WASHINGTON, 23 December 2007 — The CIA obstructed the work of an official US commission investigating the Sept. 11 attacks by withholding tapes of interrogations of Al-Qaeda operatives, according to former panel members quoted by the New York Times yesterday.
A review of documents by former members of the blue-ribbon 9/11 commission revealed the panel made repeated, detailed requests to the spy agency in 2003 and 2004 for information about the interrogation of Al-Qaeda operatives but were never notified of the tapes, the Times reported.
However, the CIA yesterday rebutted suggestions the spy agency was uncooperative and hid from the commission the videotaped interrogations of two suspected terrorists, saying it waited until the panel went out of business before destroying the material now in question.
A recent memo by Philip Zelikow, the former executive director of the Sept. 11 commission, suggests the CIA was less than forthcoming when asked for documents and other information by the panel, which investigated the attacks of Sept. 11, 2001.
The CIA disputed that characterization and suggested the panel should have requested interrogation videotapes specifically if it wanted them. “The notion that the CIA wasn’t cooperative or forthcoming with the 9/11 commission is just plain wrong. It is utterly without foundation,” spokesman Mark Mansfield said yesterday. “The CIA’s cooperation and assistance is what enabled the 9/11 commission to reconstruct the plot in their very comprehensive report.” In a statement e-mailed separately yesterday, Mansfield suggested the commission should have been specific about wanting videotapes.
The review of the commission’s correspondence with the Central Intelligence Agency came after the agency earlier this month revealed it had destroyed videotapes in 2005 showing harsh interrogations of two Al-Qaeda members.
The review, written up in a memo prepared by Philip Zelikow, the former executive director of the 9/11 commission, said that “further investigation is needed” to resolve whether the CIA’s failure to hand over the tapes violated federal law.

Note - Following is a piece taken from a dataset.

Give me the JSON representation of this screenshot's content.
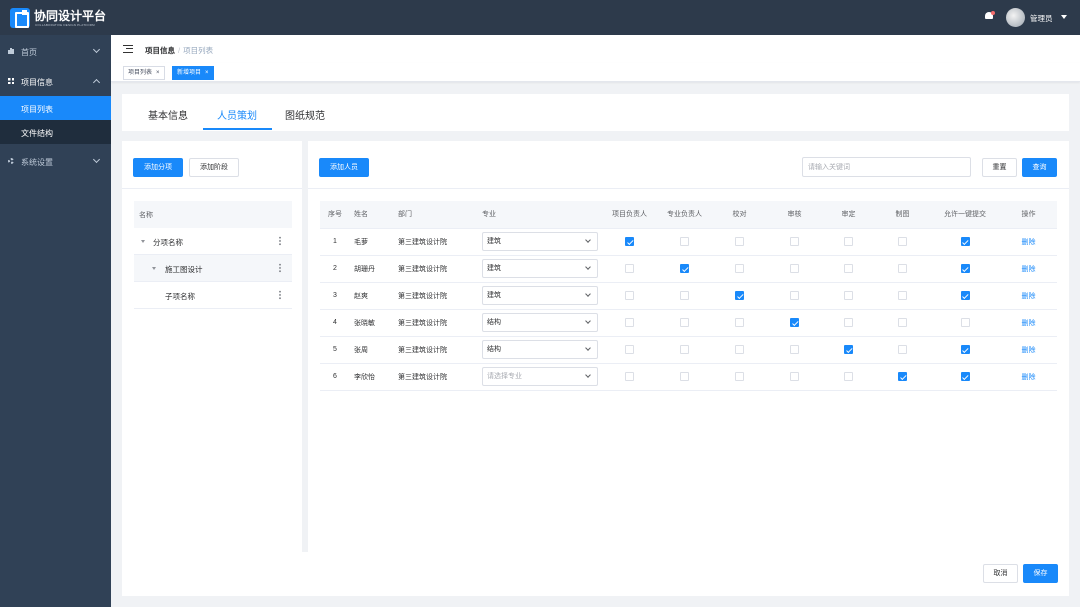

The memorandum does not assert that withholding the tapes was illegal but states that federal law penalizes anyone who “knowingly and willfully” withholds or “covers up” a “material fact” from a federal inquiry or makes “any materially false statement” to investigators, the Times said. The revelation will pile more pressure on President George W. Bush’s administration, already under fire over the affair by human rights groups and lawmakers who allege it has tried to coverup proof of torture.
A spokesman for the CIA told the Times the agency had been prepared to give the 9/11 commission the tapes, but that panel staff members never specifically asked for interrogation videos.